Tous évoquent « la chaleur et les rats ». Beaucoup tombent malades. « Depuis que je suis arrivé en 2009, j’ai eu trois « gastro » et la gale. J’ai régulièrement mal au ventre et la courante. La semaine dernière, j’ai eu un traitement pour la leptospirose, maladie due aux rats, » témoigne l’un d’eux. Un autre évoque l’organisation en cellule : «A six dans une cellule, nous disposons de 3,80 m2 pour circuler. Cela oblige tout le temps deux à trois d’entre nous à rester couchés sur nos lits, car nous ne pouvons pas non plus nous asseoir, ces lits étant verticalement séparés de 60 cm».

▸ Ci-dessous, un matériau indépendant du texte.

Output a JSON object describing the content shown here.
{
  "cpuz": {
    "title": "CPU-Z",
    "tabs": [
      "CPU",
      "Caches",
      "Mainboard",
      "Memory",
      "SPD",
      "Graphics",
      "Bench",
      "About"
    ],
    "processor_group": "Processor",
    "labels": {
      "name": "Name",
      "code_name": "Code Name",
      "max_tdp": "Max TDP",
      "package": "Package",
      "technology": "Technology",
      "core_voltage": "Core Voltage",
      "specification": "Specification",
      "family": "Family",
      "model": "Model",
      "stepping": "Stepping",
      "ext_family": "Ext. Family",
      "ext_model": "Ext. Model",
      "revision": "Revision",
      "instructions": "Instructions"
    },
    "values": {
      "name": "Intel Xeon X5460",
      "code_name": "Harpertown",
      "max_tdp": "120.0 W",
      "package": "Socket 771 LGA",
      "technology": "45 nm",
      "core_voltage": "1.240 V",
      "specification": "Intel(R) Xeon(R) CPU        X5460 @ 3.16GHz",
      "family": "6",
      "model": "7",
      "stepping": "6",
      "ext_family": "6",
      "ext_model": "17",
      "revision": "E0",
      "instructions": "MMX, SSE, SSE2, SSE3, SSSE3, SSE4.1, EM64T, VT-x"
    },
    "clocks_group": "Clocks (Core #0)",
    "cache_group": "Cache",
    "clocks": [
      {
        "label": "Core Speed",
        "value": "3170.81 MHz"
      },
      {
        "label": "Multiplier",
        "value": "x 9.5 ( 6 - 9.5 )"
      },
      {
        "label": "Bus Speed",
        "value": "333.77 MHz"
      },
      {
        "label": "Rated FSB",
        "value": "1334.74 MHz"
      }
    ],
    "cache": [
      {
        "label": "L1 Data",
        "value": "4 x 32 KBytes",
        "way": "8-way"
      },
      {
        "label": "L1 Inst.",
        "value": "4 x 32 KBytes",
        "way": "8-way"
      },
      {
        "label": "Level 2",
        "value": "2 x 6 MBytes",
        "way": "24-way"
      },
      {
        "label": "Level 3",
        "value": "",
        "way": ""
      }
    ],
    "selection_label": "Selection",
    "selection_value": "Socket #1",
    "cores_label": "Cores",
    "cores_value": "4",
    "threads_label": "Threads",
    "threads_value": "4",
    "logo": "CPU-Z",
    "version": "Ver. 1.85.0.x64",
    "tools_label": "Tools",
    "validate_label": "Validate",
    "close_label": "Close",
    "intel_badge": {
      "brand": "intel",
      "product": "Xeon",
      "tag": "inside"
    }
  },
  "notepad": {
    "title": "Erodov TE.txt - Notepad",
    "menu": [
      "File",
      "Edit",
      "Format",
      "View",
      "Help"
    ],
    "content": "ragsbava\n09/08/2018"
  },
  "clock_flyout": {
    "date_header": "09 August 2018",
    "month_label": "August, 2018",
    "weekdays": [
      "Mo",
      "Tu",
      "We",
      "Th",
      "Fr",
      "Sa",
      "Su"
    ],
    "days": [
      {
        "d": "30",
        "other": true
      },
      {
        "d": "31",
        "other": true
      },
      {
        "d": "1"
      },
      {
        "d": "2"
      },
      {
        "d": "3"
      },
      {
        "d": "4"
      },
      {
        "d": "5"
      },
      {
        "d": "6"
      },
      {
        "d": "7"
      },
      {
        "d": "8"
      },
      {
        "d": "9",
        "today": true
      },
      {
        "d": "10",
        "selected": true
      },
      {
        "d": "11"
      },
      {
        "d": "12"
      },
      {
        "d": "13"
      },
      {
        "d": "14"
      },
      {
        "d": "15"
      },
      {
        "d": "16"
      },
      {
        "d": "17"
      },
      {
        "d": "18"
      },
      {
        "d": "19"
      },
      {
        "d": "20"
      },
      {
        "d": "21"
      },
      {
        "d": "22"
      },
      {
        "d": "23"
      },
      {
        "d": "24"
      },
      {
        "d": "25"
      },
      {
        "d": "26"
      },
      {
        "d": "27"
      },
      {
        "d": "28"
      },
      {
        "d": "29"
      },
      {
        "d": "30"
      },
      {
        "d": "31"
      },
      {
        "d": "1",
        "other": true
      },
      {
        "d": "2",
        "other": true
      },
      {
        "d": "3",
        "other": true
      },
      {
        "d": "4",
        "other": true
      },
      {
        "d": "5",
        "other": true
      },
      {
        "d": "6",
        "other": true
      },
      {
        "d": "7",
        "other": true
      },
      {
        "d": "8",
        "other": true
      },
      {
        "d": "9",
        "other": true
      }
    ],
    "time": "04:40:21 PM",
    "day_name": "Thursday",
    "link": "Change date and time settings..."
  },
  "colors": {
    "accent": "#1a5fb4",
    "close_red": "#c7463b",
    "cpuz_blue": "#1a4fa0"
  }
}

A en croire l’OIP, la prison accueille en grande majorité de jeunes kanaks «parmi lesquels un tiers sont condamnés pour des peines de moins d’un an (…) 15% pour des faits de conduite en état alcoolique, 28% pour des vols.»

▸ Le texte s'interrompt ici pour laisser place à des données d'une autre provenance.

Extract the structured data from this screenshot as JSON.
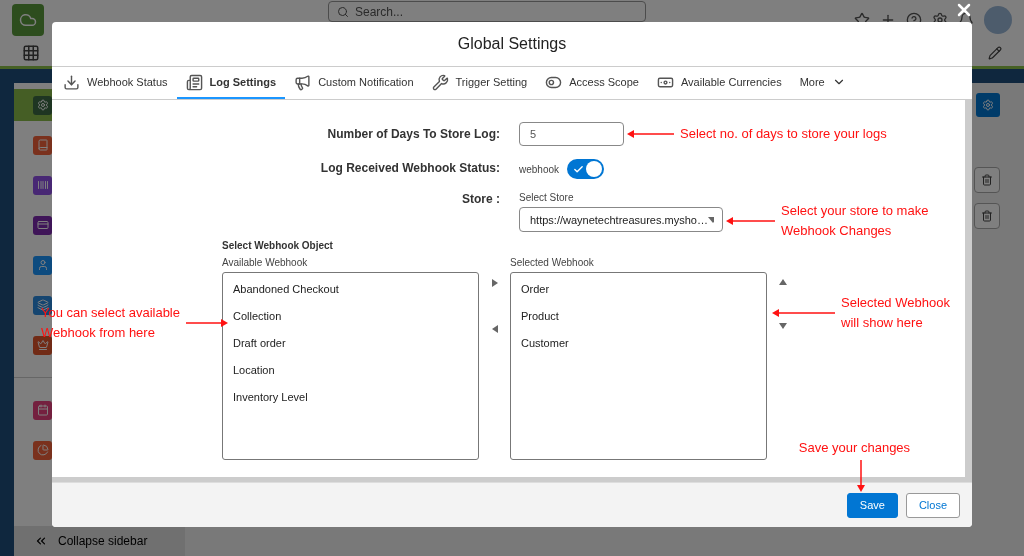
{
  "app": {
    "search": {
      "placeholder": "Search..."
    },
    "sidebar": {
      "items": [
        {
          "selected": true
        },
        {
          "selected": false
        },
        {
          "selected": false
        },
        {
          "selected": false
        },
        {
          "selected": false
        },
        {
          "selected": false
        },
        {
          "selected": false
        },
        {
          "selected": false
        },
        {
          "selected": false
        }
      ],
      "collapse_label": "Collapse sidebar"
    }
  },
  "dialog": {
    "title": "Global Settings",
    "tabs": [
      {
        "label": "Webhook Status",
        "selected": false
      },
      {
        "label": "Log Settings",
        "selected": true
      },
      {
        "label": "Custom Notification",
        "selected": false
      },
      {
        "label": "Trigger Setting",
        "selected": false
      },
      {
        "label": "Access Scope",
        "selected": false
      },
      {
        "label": "Available Currencies",
        "selected": false
      }
    ],
    "more_label": "More",
    "form": {
      "days": {
        "label": "Number of Days To Store Log:",
        "value": "5",
        "annotation": [
          "Select no. of days to store your logs"
        ]
      },
      "log_status": {
        "label": "Log Received Webhook Status:",
        "toggle_label": "webhook",
        "on": true
      },
      "store": {
        "label": "Store :",
        "field_label": "Select Store",
        "value": "https://waynetechtreasures.mysho…",
        "annotation": [
          "Select your store to make",
          "Webhook Changes"
        ]
      }
    },
    "webhook_picker": {
      "title": "Select Webhook Object",
      "available": {
        "label": "Available Webhook",
        "items": [
          "Abandoned Checkout",
          "Collection",
          "Draft order",
          "Location",
          "Inventory Level"
        ],
        "annotation": [
          "You can select available",
          "Webhook from here"
        ]
      },
      "selected": {
        "label": "Selected Webhook",
        "items": [
          "Order",
          "Product",
          "Customer"
        ],
        "annotation": [
          "Selected Webhook",
          "will show here"
        ]
      }
    },
    "buttons": [
      {
        "label": "Save",
        "kind": "primary",
        "annotation": [
          "Save your changes"
        ]
      },
      {
        "label": "Close",
        "kind": "secondary"
      }
    ]
  }
}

Le dossier Camp-Est n’est pas nouveau. Michel Alliot Marie, ancienne garde des Sceaux avaient déjà promis en son temps une «restructuration lourde» de la prison. Sans effet. Un projet de rénovation et reconstruction a bien été déposé par l’administration pénitentiaire sauf que la mairie de Nouméa s’oppose à la délivrance du permis de construire nécessaire. Motif : la municipalité souhaiterait récupérer le terrain ciblé par le projet afin d’ y faire construire un site touristique …
Reste à savoir si la mission envisagée par Christiane Taubira permettra d’accélérer les choses. Le syndicat de surveillants FO-Pénitentaire en doute. Dans un communiqué diffusé lundi, il «exige l’accélération des procédures pour la construction d’un nouvel établissement avec un vrai dossier et pas seulement l’envoi sur place d’une énième délégation, qui chercherait à « calmer le jeu », voire à se donner bonne conscience…» En attendant, la prison de Camp-Est continue d’enregistrer un taux de détention d’au moins 40% supérieur à celui de la métropole. Métropole où les prisons n’ont pas (encore) fait parler d’elles cet été mais qui seront l’un des dossiers chauds de la ministre à la rentrée.